Furthermore (part of this is particular for those with infertility): 

“On the basis of the role of inflammation in the induction of a progesterone-resistant endometrium, we hypothesize that failure of implantation might be explained, perhaps in part, by alteration in the uterine microbiome in response to inflammation…This hypothesis finds support in the ability of environmental factors to alter progesterone sensitivity…A very important finding derived from this study demonstrated that TCDD-mediated P4 resistance might increase sensitivity to inflammation, even in subsequent generations not exposed to the toxicants, resulting in PTB.[98] By means of extrapolation, these data support the hypothesis that a combination of environmental factors, taken together, are a risk for recurrent pregnancy loss and PTB in humans; the mechanism being creation of a P4-resistant endometrium and the presence of inflammation. Therefore, we conclude that the association between the microbiome of the reproductive tract and circulating serum E2 concentrations may reflect the environment and availability of glycogen. However, progesterone resistance, albeit an unproven relationship to the microbiome, might contribute to implantation failure and infertility. This putative role of undetected endometrial colonization and progesterone resistance requires further investigation.” 

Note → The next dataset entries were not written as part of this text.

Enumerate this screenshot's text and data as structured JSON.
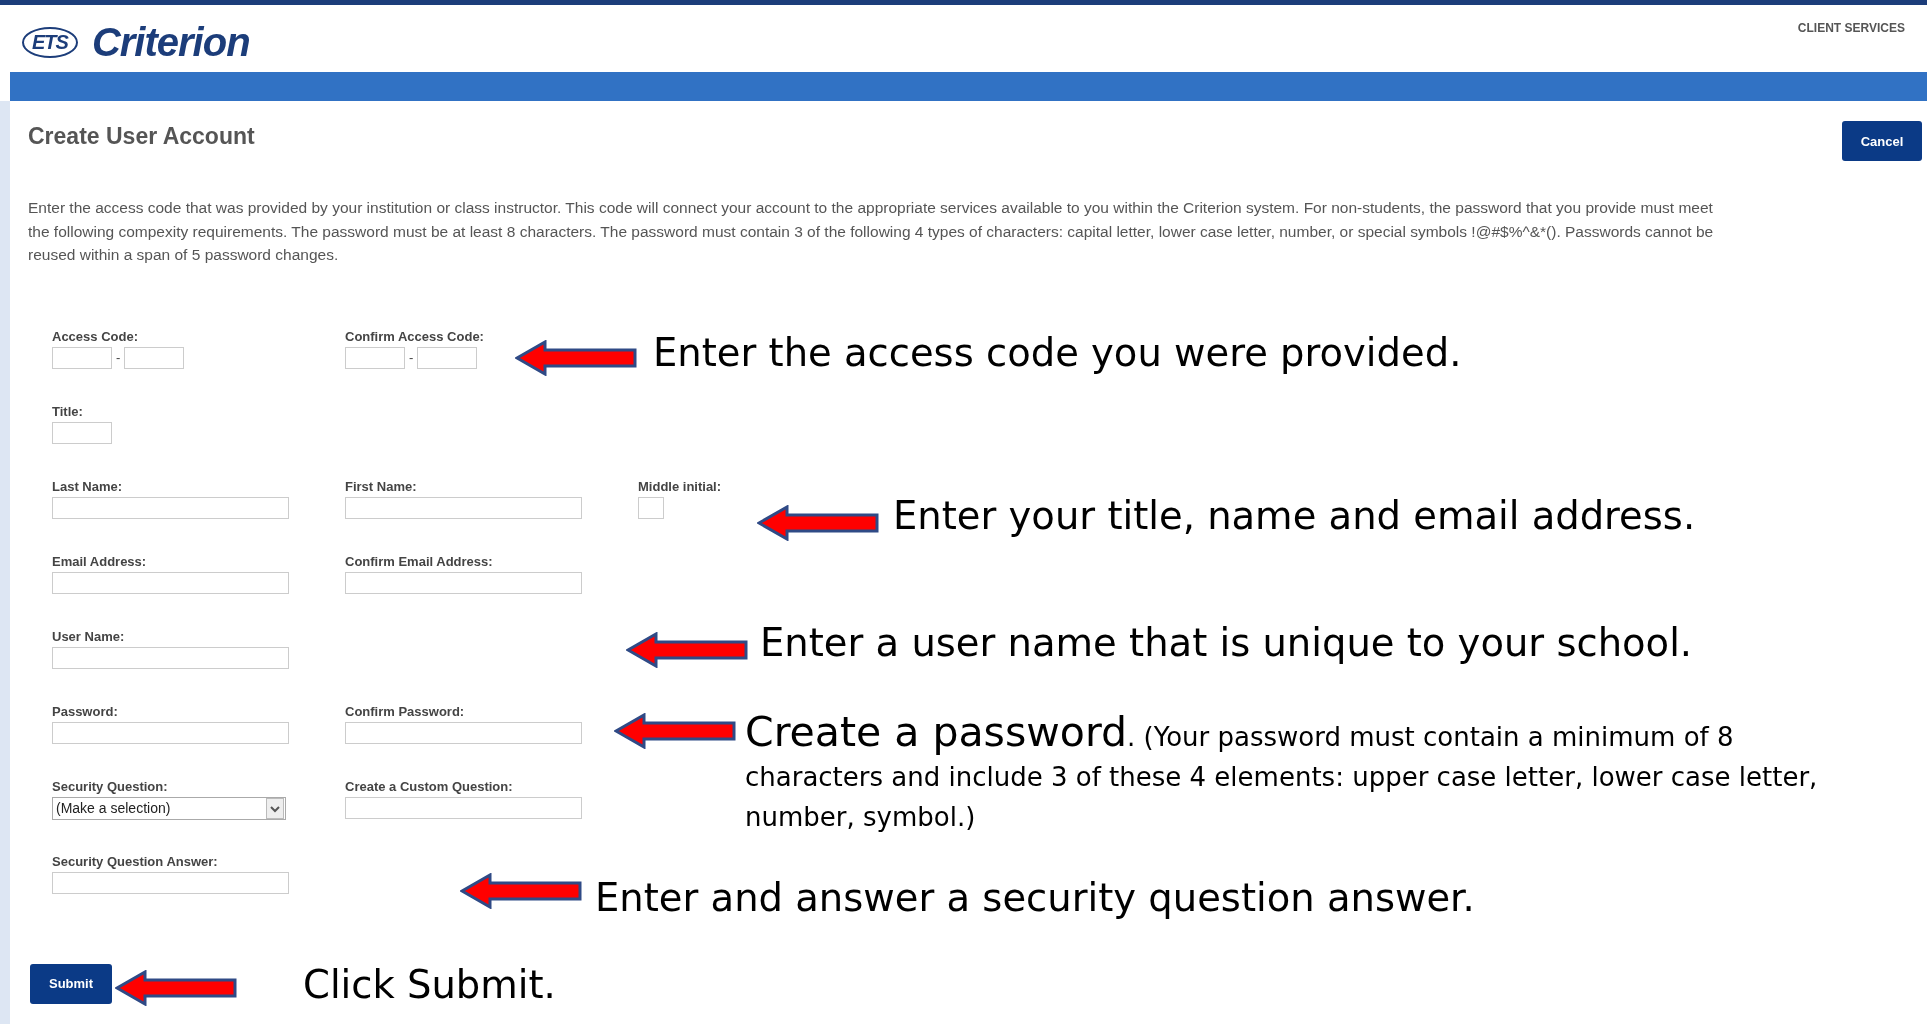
{
  "header": {
    "logo": {
      "badge": "ETS",
      "name": "Criterion"
    },
    "link": "CLIENT SERVICES"
  },
  "page": {
    "title": "Create User Account",
    "cancel": "Cancel",
    "description": "Enter the access code that was provided by your institution or class instructor. This code will connect your account to the appropriate services available to you within the Criterion system. For non-students, the password that you provide must meet the following compexity requirements. The password must be at least 8 characters. The password must contain 3 of the following 4 types of characters: capital letter, lower case letter, number, or special symbols !@#$%^&*(). Passwords cannot be reused within a span of 5 password changes."
  },
  "form": {
    "rows": [
      [
        {
          "label": "Access Code:",
          "kind": "split",
          "separator": "-"
        },
        {
          "label": "Confirm Access Code:",
          "kind": "split",
          "separator": "-"
        }
      ],
      [
        {
          "label": "Title:",
          "kind": "short"
        }
      ],
      [
        {
          "label": "Last Name:",
          "kind": "text"
        },
        {
          "label": "First Name:",
          "kind": "text"
        },
        {
          "label": "Middle initial:",
          "kind": "tiny"
        }
      ],
      [
        {
          "label": "Email Address:",
          "kind": "text"
        },
        {
          "label": "Confirm Email Address:",
          "kind": "text"
        }
      ],
      [
        {
          "label": "User Name:",
          "kind": "text"
        }
      ],
      [
        {
          "label": "Password:",
          "kind": "text"
        },
        {
          "label": "Confirm Password:",
          "kind": "text"
        }
      ],
      [
        {
          "label": "Security Question:",
          "kind": "select",
          "value": "(Make a selection)"
        },
        {
          "label": "Create a Custom Question:",
          "kind": "text"
        }
      ],
      [
        {
          "label": "Security Question Answer:",
          "kind": "text"
        }
      ]
    ],
    "submit": "Submit"
  },
  "annotations": [
    {
      "text": "Enter the access code you were provided."
    },
    {
      "text": "Enter your title, name and email address."
    },
    {
      "text": "Enter a user name that is unique to your school."
    },
    {
      "text": "Create a password",
      "note": ". (Your password must contain a minimum of 8 characters and include 3 of these 4 elements:  upper case letter, lower case letter, number, symbol.)"
    },
    {
      "text": "Enter and answer a security question answer."
    },
    {
      "text": "Click Submit."
    }
  ]
}
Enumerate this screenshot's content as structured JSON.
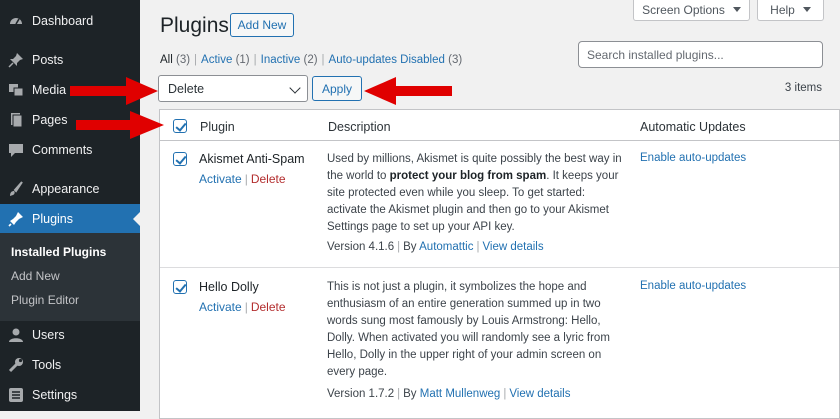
{
  "sidebar": {
    "items": [
      {
        "label": "Dashboard",
        "icon": "dashboard-icon"
      },
      {
        "label": "Posts",
        "icon": "pin-icon"
      },
      {
        "label": "Media",
        "icon": "media-icon"
      },
      {
        "label": "Pages",
        "icon": "pages-icon"
      },
      {
        "label": "Comments",
        "icon": "comment-icon"
      },
      {
        "label": "Appearance",
        "icon": "brush-icon"
      },
      {
        "label": "Plugins",
        "icon": "plugin-icon"
      },
      {
        "label": "Users",
        "icon": "user-icon"
      },
      {
        "label": "Tools",
        "icon": "wrench-icon"
      },
      {
        "label": "Settings",
        "icon": "settings-icon"
      }
    ],
    "submenu": [
      "Installed Plugins",
      "Add New",
      "Plugin Editor"
    ]
  },
  "header": {
    "screen_options": "Screen Options",
    "help": "Help",
    "title": "Plugins",
    "add_new": "Add New"
  },
  "filters": {
    "all": "All",
    "all_count": "(3)",
    "active": "Active",
    "active_count": "(1)",
    "inactive": "Inactive",
    "inactive_count": "(2)",
    "auto": "Auto-updates Disabled",
    "auto_count": "(3)",
    "separator": "|"
  },
  "search": {
    "placeholder": "Search installed plugins..."
  },
  "bulk": {
    "selected": "Delete",
    "apply": "Apply",
    "count": "3 items"
  },
  "table": {
    "columns": {
      "plugin": "Plugin",
      "description": "Description",
      "auto_updates": "Automatic Updates"
    },
    "rows": [
      {
        "name": "Akismet Anti-Spam",
        "activate": "Activate",
        "delete": "Delete",
        "desc_1": "Used by millions, Akismet is quite possibly the best way in the world to ",
        "desc_bold": "protect your blog from spam",
        "desc_2": ". It keeps your site protected even while you sleep. To get started: activate the Akismet plugin and then go to your Akismet Settings page to set up your API key.",
        "version": "Version 4.1.6",
        "by": "By",
        "author": "Automattic",
        "view": "View details",
        "auto": "Enable auto-updates"
      },
      {
        "name": "Hello Dolly",
        "activate": "Activate",
        "delete": "Delete",
        "desc": "This is not just a plugin, it symbolizes the hope and enthusiasm of an entire generation summed up in two words sung most famously by Louis Armstrong: Hello, Dolly. When activated you will randomly see a lyric from Hello, Dolly in the upper right of your admin screen on every page.",
        "version": "Version 1.7.2",
        "by": "By",
        "author": "Matt Mullenweg",
        "view": "View details",
        "auto": "Enable auto-updates"
      }
    ]
  },
  "colors": {
    "accent": "#2271b1",
    "sidebar": "#1d2327",
    "annotation_arrow": "#e00000",
    "delete": "#b32d2e"
  }
}
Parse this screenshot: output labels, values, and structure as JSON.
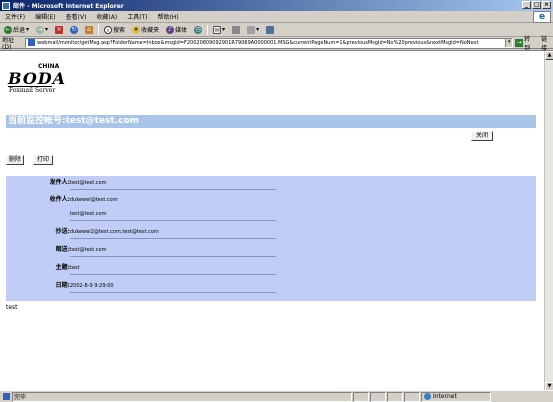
{
  "window": {
    "title": "邮件 - Microsoft Internet Explorer",
    "buttons": {
      "minimize": "_",
      "maximize": "□",
      "close": "×"
    }
  },
  "menu": {
    "items": [
      "文件(F)",
      "编辑(E)",
      "查看(V)",
      "收藏(A)",
      "工具(T)",
      "帮助(H)"
    ]
  },
  "toolbar": {
    "back": "后退",
    "search": "搜索",
    "favorites": "收藏夹",
    "media": "媒体",
    "icons": {
      "back": "back-arrow-icon",
      "forward": "forward-arrow-icon",
      "stop": "stop-icon",
      "refresh": "refresh-icon",
      "home": "home-icon",
      "search": "search-icon",
      "favorites": "favorites-icon",
      "media": "media-icon",
      "history": "history-icon",
      "mail": "mail-icon",
      "print": "print-icon",
      "edit": "edit-icon",
      "discuss": "discuss-icon"
    }
  },
  "address": {
    "label": "地址(D)",
    "url": "webmail/monitor/getMsg.asp?FolderName=Inbox&msgId=F20020809092901R79069A0000001.MSG&currentPageNum=1&previousMsgId=No%20previous&nextMsgId=NoNext",
    "go": "转到",
    "links": "链接"
  },
  "page": {
    "logo": {
      "china": "CHINA",
      "brand": "BODA",
      "subtitle": "Foxmail Server"
    },
    "account_title": "当前监控帐号:test@test.com",
    "close_button": "关闭",
    "delete_button": "删除",
    "print_button": "打印",
    "fields": [
      {
        "label": "发件人:",
        "value": "test@test.com"
      },
      {
        "label": "收件人:",
        "value": "dukewei@test.com"
      },
      {
        "label": "",
        "value": "test@test.com"
      },
      {
        "label": "抄送:",
        "value": "dukewei2@test.com,test@test.com"
      },
      {
        "label": "暗送:",
        "value": "test@test.com"
      },
      {
        "label": "主题:",
        "value": "test"
      },
      {
        "label": "日期:",
        "value": "2002-8-9 9:29:00"
      }
    ],
    "body": "test"
  },
  "status": {
    "text": "完毕",
    "zone": "Internet"
  },
  "colors": {
    "account_bar": "#a8c4e8",
    "mail_panel": "#bfcdf7",
    "titlebar_start": "#0a246a",
    "titlebar_end": "#a6caf0"
  }
}
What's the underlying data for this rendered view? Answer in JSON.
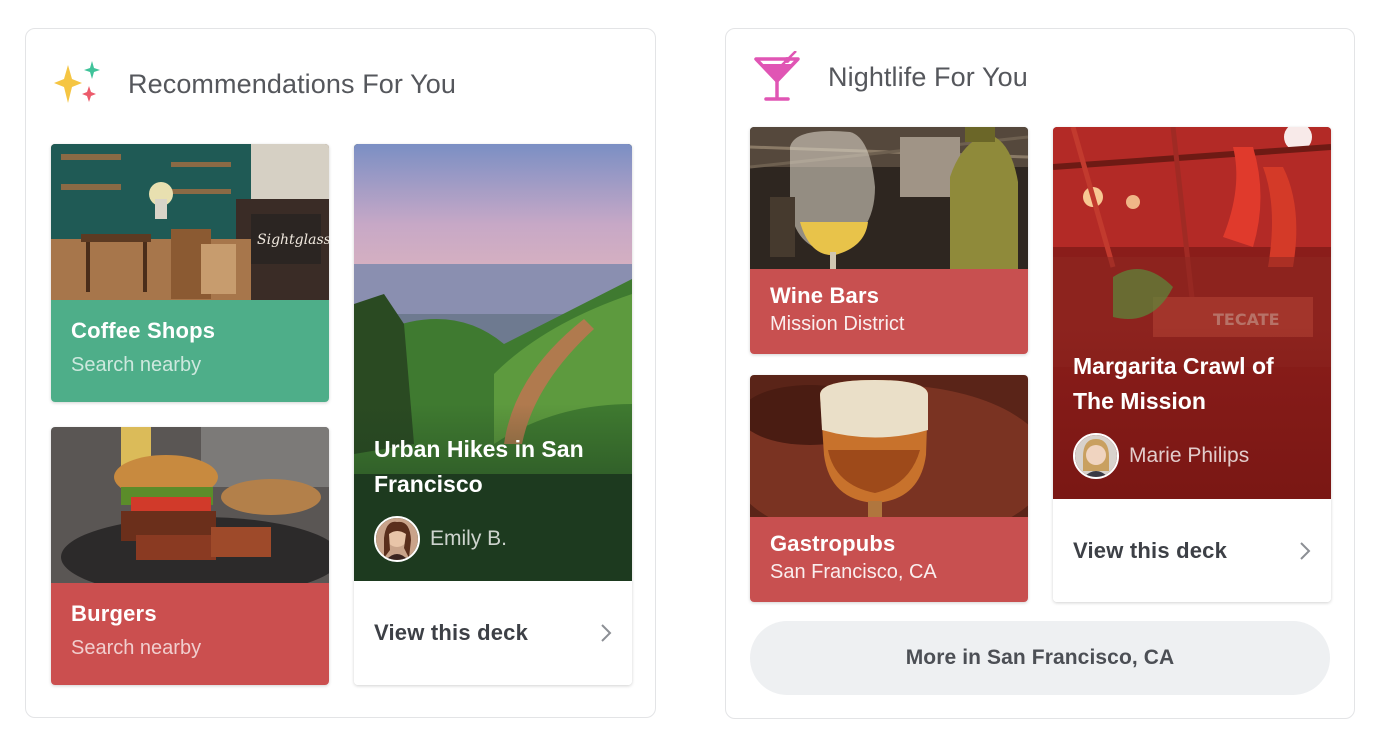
{
  "recommendations": {
    "title": "Recommendations For You",
    "icon": "sparkles-icon",
    "cards": [
      {
        "title": "Coffee Shops",
        "subtitle": "Search nearby",
        "color": "#4eae89"
      },
      {
        "title": "Burgers",
        "subtitle": "Search nearby",
        "color": "#cb4f4f"
      }
    ],
    "deck": {
      "title": "Urban Hikes in San Francisco",
      "author": "Emily B.",
      "link_label": "View this deck"
    }
  },
  "nightlife": {
    "title": "Nightlife For You",
    "icon": "cocktail-icon",
    "cards": [
      {
        "title": "Wine Bars",
        "subtitle": "Mission District",
        "color": "#c85050"
      },
      {
        "title": "Gastropubs",
        "subtitle": "San Francisco, CA",
        "color": "#c85050"
      }
    ],
    "deck": {
      "title": "Margarita Crawl of The Mission",
      "author": "Marie Philips",
      "link_label": "View this deck"
    },
    "more_button": "More in San Francisco, CA"
  },
  "colors": {
    "green": "#4eae89",
    "red": "#cb4f4f",
    "deck_dark_green": "#1d3a1f",
    "deck_dark_red": "#7a1714",
    "button_bg": "#eef0f2"
  }
}
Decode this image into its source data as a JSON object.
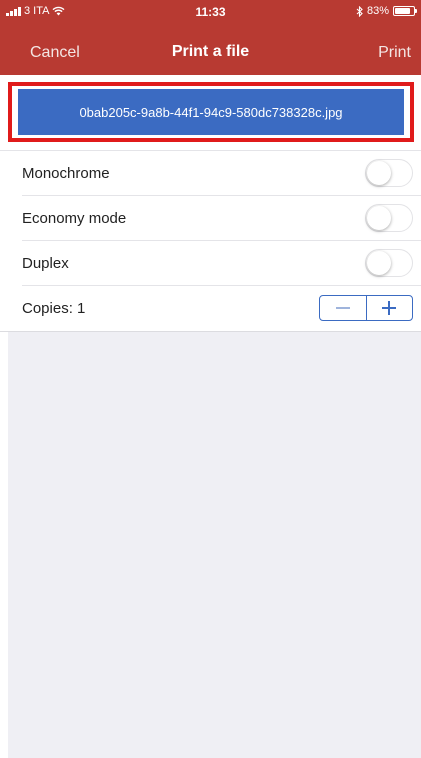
{
  "status_bar": {
    "carrier": "3 ITA",
    "time": "11:33",
    "battery_percent": "83%",
    "battery_level": 0.83
  },
  "nav": {
    "cancel_label": "Cancel",
    "title": "Print a file",
    "print_label": "Print"
  },
  "file": {
    "name": "0bab205c-9a8b-44f1-94c9-580dc738328c.jpg"
  },
  "settings": {
    "monochrome": {
      "label": "Monochrome",
      "on": false
    },
    "economy_mode": {
      "label": "Economy mode",
      "on": false
    },
    "duplex": {
      "label": "Duplex",
      "on": false
    },
    "copies": {
      "label": "Copies: 1"
    }
  },
  "colors": {
    "header": "#b83a32",
    "accent": "#3b6bc2",
    "highlight": "#e01b1b",
    "background": "#efeff4"
  }
}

  • Houshdaran, S., Oke, A. B., Fung, J. C., Vo, K. C., Nezhat, C., & Giudice, L. C. (2020). Steroid hormones regulate genome-wide epigenetic programming and gene transcription in human endometrial cells with marked aberrancies in endometriosis. PLoS genetics, 16(6), e1008601.

“The cells were derived from normal woman and those with endometriosis, an E2-responsive, P4-resistant, inflammatory disorder with implantation-based infertility and poor pregnancy outcomes.”